The May summit also led to the ROK-U.S. Global Vaccine Partnership – an endorsement by Washington of South Korea’s goal of becoming a global hub for vaccine production. The partnership is designed to expand Seoul’s vaccine manufacturing capabilities, including raw materials, using domestic facilities. In a follow-up agreement in September, Cytiva, a U.S. vaccine materials producer, announced a plan to invest $52.5 million in South Korea’s vaccine industry. And the Cambridge, Massachusetts-based biotech firm, Moderna’s May 2021 production agreement with Samsung Biologics for fill-finish manufacturing in South Korea is already producing the Spikevax vaccine, which has received approval for use by the health regulators in South Korea, as well as in the Philippines and Columbia.

Despite these positive developments, threats lurk in Washington. In September, the White House called in a number of semiconductor firms, requesting information to identify future supply chain bottlenecks. This request highlights some of the difficulties in forging public and private sector cooperation, because many of the firms were concerned about releasing information that could give unfair advantages to competitors or reveal business secrets. South Korean companies such as Samsung and SK expressed their concerns, but eventually submitted redacted data just before the November deadline.

The reality is that the pick-up in South Korean investment in the U.S. has been taking place despite the lack of incentives from the U.S. administration and Congress. Notably, the CHIPS bill – which earmarks $52 billion in funding and incentives for domestic semiconductor production, comparable to what China and South Korea have promised to spend domestically for semiconductors, and $45 billion to strengthen supply chains for high-tech products – faces an uncertain future.  This is because the House passed its version along partisan lines on February 4 while the Senate passed it on nonpartisan lines eight months ago.  Provisions in the House bill that have nothing to do with helping the U.S. to compete better with China or to shore up supply chains make the reconciliation process politically challenging in an evenly divided Senate.
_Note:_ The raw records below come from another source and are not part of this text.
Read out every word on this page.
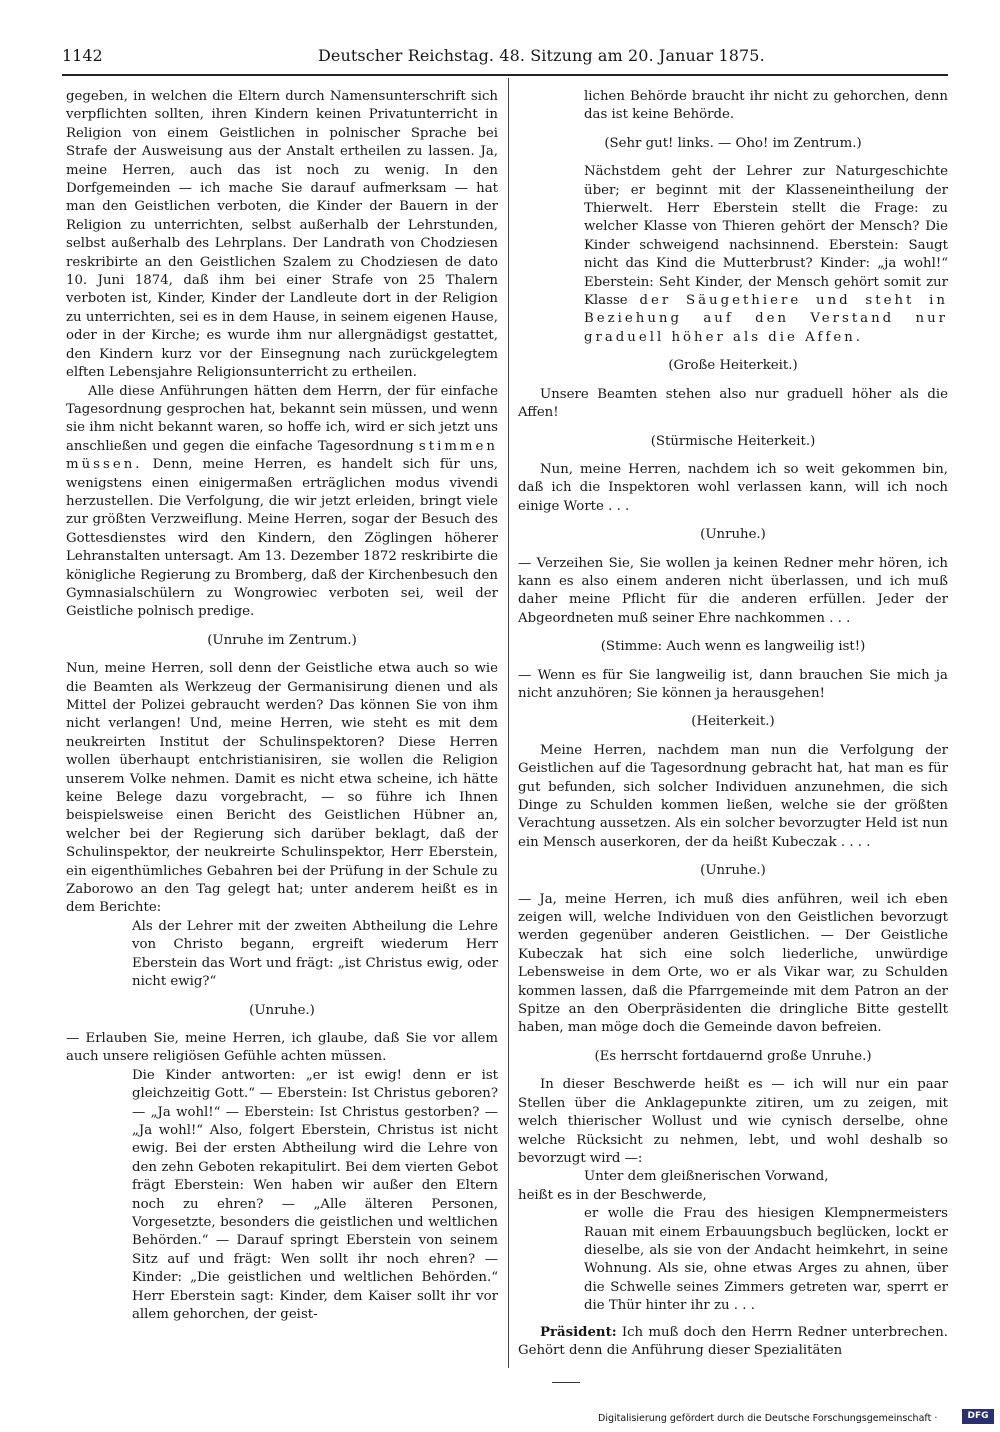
1142	Deutscher Reichstag. 48. Sitzung am 20. Januar 1875.

gegeben, in welchen die Eltern durch Namensunterschrift sich verpflichten sollten, ihren Kindern keinen Privatunterricht in Religion von einem Geistlichen in polnischer Sprache bei Strafe der Ausweisung aus der Anstalt ertheilen zu lassen. Ja, meine Herren, auch das ist noch zu wenig. In den Dorfgemeinden — ich mache Sie darauf aufmerksam — hat man den Geistlichen verboten, die Kinder der Bauern in der Religion zu unterrichten, selbst außerhalb der Lehrstunden, selbst außerhalb des Lehrplans. Der Landrath von Chodziesen reskribirte an den Geistlichen Szalem zu Chodziesen de dato 10. Juni 1874, daß ihm bei einer Strafe von 25 Thalern verboten ist, Kinder, Kinder der Landleute dort in der Religion zu unterrichten, sei es in dem Hause, in seinem eigenen Hause, oder in der Kirche; es wurde ihm nur allergnädigst gestattet, den Kindern kurz vor der Einsegnung nach zurückgelegtem elften Lebensjahre Religionsunterricht zu ertheilen.

Alle diese Anführungen hätten dem Herrn, der für einfache Tagesordnung gesprochen hat, bekannt sein müssen, und wenn sie ihm nicht bekannt waren, so hoffe ich, wird er sich jetzt uns anschließen und gegen die einfache Tagesordnung stimmen müssen. Denn, meine Herren, es handelt sich für uns, wenigstens einen einigermaßen erträglichen modus vivendi herzustellen. Die Verfolgung, die wir jetzt erleiden, bringt viele zur größten Verzweiflung. Meine Herren, sogar der Besuch des Gottesdienstes wird den Kindern, den Zöglingen höherer Lehranstalten untersagt. Am 13. Dezember 1872 reskribirte die königliche Regierung zu Bromberg, daß der Kirchenbesuch den Gymnasialschülern zu Wongrowiec verboten sei, weil der Geistliche polnisch predige.

(Unruhe im Zentrum.)

Nun, meine Herren, soll denn der Geistliche etwa auch so wie die Beamten als Werkzeug der Germanisirung dienen und als Mittel der Polizei gebraucht werden? Das können Sie von ihm nicht verlangen! Und, meine Herren, wie steht es mit dem neukreirten Institut der Schulinspektoren? Diese Herren wollen überhaupt entchristianisiren, sie wollen die Religion unserem Volke nehmen. Damit es nicht etwa scheine, ich hätte keine Belege dazu vorgebracht, — so führe ich Ihnen beispielsweise einen Bericht des Geistlichen Hübner an, welcher bei der Regierung sich darüber beklagt, daß der Schulinspektor, der neukreirte Schulinspektor, Herr Eberstein, ein eigenthümliches Gebahren bei der Prüfung in der Schule zu Zaborowo an den Tag gelegt hat; unter anderem heißt es in dem Berichte:

Als der Lehrer mit der zweiten Abtheilung die Lehre von Christo begann, ergreift wiederum Herr Eberstein das Wort und frägt: „ist Christus ewig, oder nicht ewig?“

(Unruhe.)

— Erlauben Sie, meine Herren, ich glaube, daß Sie vor allem auch unsere religiösen Gefühle achten müssen.

Die Kinder antworten: „er ist ewig! denn er ist gleichzeitig Gott.“ — Eberstein: Ist Christus geboren? — „Ja wohl!“ — Eberstein: Ist Christus gestorben? — „Ja wohl!“ Also, folgert Eberstein, Christus ist nicht ewig. Bei der ersten Abtheilung wird die Lehre von den zehn Geboten rekapitulirt. Bei dem vierten Gebot frägt Eberstein: Wen haben wir außer den Eltern noch zu ehren? — „Alle älteren Personen, Vorgesetzte, besonders die geistlichen und weltlichen Behörden.“ — Darauf springt Eberstein von seinem Sitz auf und frägt: Wen sollt ihr noch ehren? — Kinder: „Die geistlichen und weltlichen Behörden.“ Herr Eberstein sagt: Kinder, dem Kaiser sollt ihr vor allem gehorchen, der geist-

lichen Behörde braucht ihr nicht zu gehorchen, denn das ist keine Behörde.

(Sehr gut! links. — Oho! im Zentrum.)

Nächstdem geht der Lehrer zur Naturgeschichte über; er beginnt mit der Klasseneintheilung der Thierwelt. Herr Eberstein stellt die Frage: zu welcher Klasse von Thieren gehört der Mensch? Die Kinder schweigend nachsinnend. Eberstein: Saugt nicht das Kind die Mutterbrust? Kinder: „ja wohl!“ Eberstein: Seht Kinder, der Mensch gehört somit zur Klasse der Säugethiere und steht in Beziehung auf den Verstand nur graduell höher als die Affen.

(Große Heiterkeit.)

Unsere Beamten stehen also nur graduell höher als die Affen!

(Stürmische Heiterkeit.)

Nun, meine Herren, nachdem ich so weit gekommen bin, daß ich die Inspektoren wohl verlassen kann, will ich noch einige Worte . . .

(Unruhe.)

— Verzeihen Sie, Sie wollen ja keinen Redner mehr hören, ich kann es also einem anderen nicht überlassen, und ich muß daher meine Pflicht für die anderen erfüllen. Jeder der Abgeordneten muß seiner Ehre nachkommen . . .

(Stimme: Auch wenn es langweilig ist!)

— Wenn es für Sie langweilig ist, dann brauchen Sie mich ja nicht anzuhören; Sie können ja herausgehen!

(Heiterkeit.)

Meine Herren, nachdem man nun die Verfolgung der Geistlichen auf die Tagesordnung gebracht hat, hat man es für gut befunden, sich solcher Individuen anzunehmen, die sich Dinge zu Schulden kommen ließen, welche sie der größten Verachtung aussetzen. Als ein solcher bevorzugter Held ist nun ein Mensch auserkoren, der da heißt Kubeczak . . . .

(Unruhe.)

— Ja, meine Herren, ich muß dies anführen, weil ich eben zeigen will, welche Individuen von den Geistlichen bevorzugt werden gegenüber anderen Geistlichen. — Der Geistliche Kubeczak hat sich eine solch liederliche, unwürdige Lebensweise in dem Orte, wo er als Vikar war, zu Schulden kommen lassen, daß die Pfarrgemeinde mit dem Patron an der Spitze an den Oberpräsidenten die dringliche Bitte gestellt haben, man möge doch die Gemeinde davon befreien.

(Es herrscht fortdauernd große Unruhe.)

In dieser Beschwerde heißt es — ich will nur ein paar Stellen über die Anklagepunkte zitiren, um zu zeigen, mit welch thierischer Wollust und wie cynisch derselbe, ohne welche Rücksicht zu nehmen, lebt, und wohl deshalb so bevorzugt wird —:

Unter dem gleißnerischen Vorwand,

heißt es in der Beschwerde,

er wolle die Frau des hiesigen Klempnermeisters Rauan mit einem Erbauungsbuch beglücken, lockt er dieselbe, als sie von der Andacht heimkehrt, in seine Wohnung. Als sie, ohne etwas Arges zu ahnen, über die Schwelle seines Zimmers getreten war, sperrt er die Thür hinter ihr zu . . .

Präsident: Ich muß doch den Herrn Redner unterbrechen. Gehört denn die Anführung dieser Spezialitäten

Digitalisierung gefördert durch die Deutsche Forschungsgemeinschaft ·	DFG
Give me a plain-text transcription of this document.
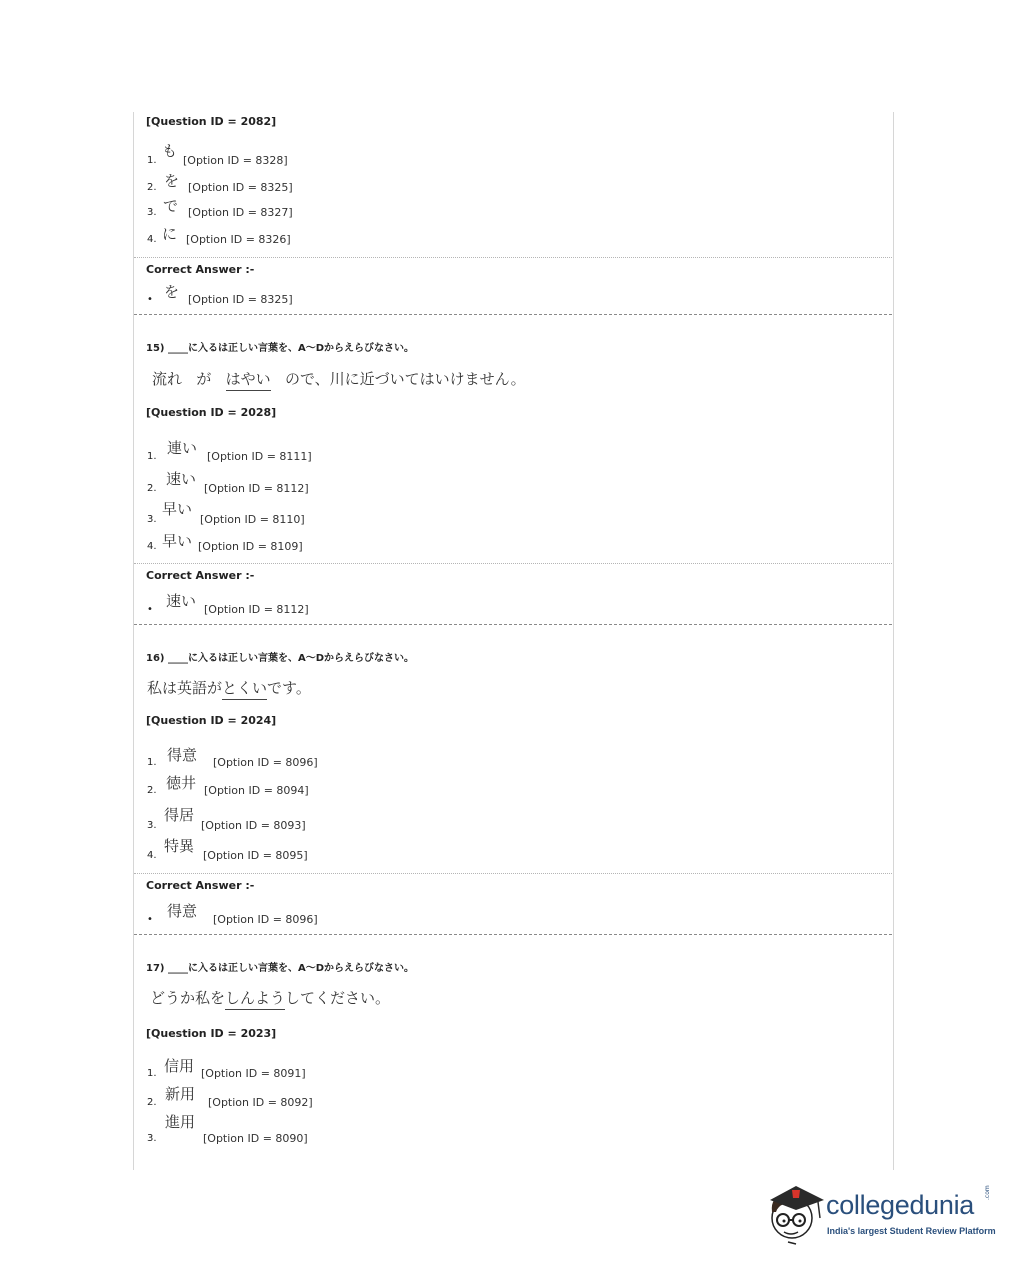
[Question ID = 2082]
1.
も
[Option ID = 8328]
2. を [Option ID = 8325]
3. で [Option ID = 8327]
4. に [Option ID = 8326]
Correct Answer :-
• を [Option ID = 8325]
15) ____に入るは正しい言葉を、A〜Dからえらびなさい。
流れ が はやい ので、川に近づいてはいけません。
[Question ID = 2028]
1. 連い [Option ID = 8111]
2.
速い
[Option ID = 8112]
3.
早い
[Option ID = 8110]
4. 早い [Option ID = 8109]
Correct Answer :-
• 速い [Option ID = 8112]
16) ____に入るは正しい言葉を、A〜Dからえらびなさい。
私は英語がとくいです。
[Question ID = 2024]
1. 得意 [Option ID = 8096]
2. 徳井 [Option ID = 8094]
3.
得居
[Option ID = 8093]
4.
特異
[Option ID = 8095]
Correct Answer :-
• 得意 [Option ID = 8096]
17) ____に入るは正しい言葉を、A〜Dからえらびなさい。
どうか私をしんようしてください。
[Question ID = 2023]
1. 信用 [Option ID = 8091]
2. 新用 [Option ID = 8092]
3.
進用
[Option ID = 8090]
collegedunia .com
India's largest Student Review Platform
Moreover, proposals by the Biden administration and Democrats in Congress to raise the corporate income tax rate would be investor unfriendly for domestic as well as foreign companies.

Challenges aside, the transformations in the South Korea-U.S. business relationship into a vibrant two-way investment partnership mark a notable inflection point. Both countries have much to gain by riding this new wave.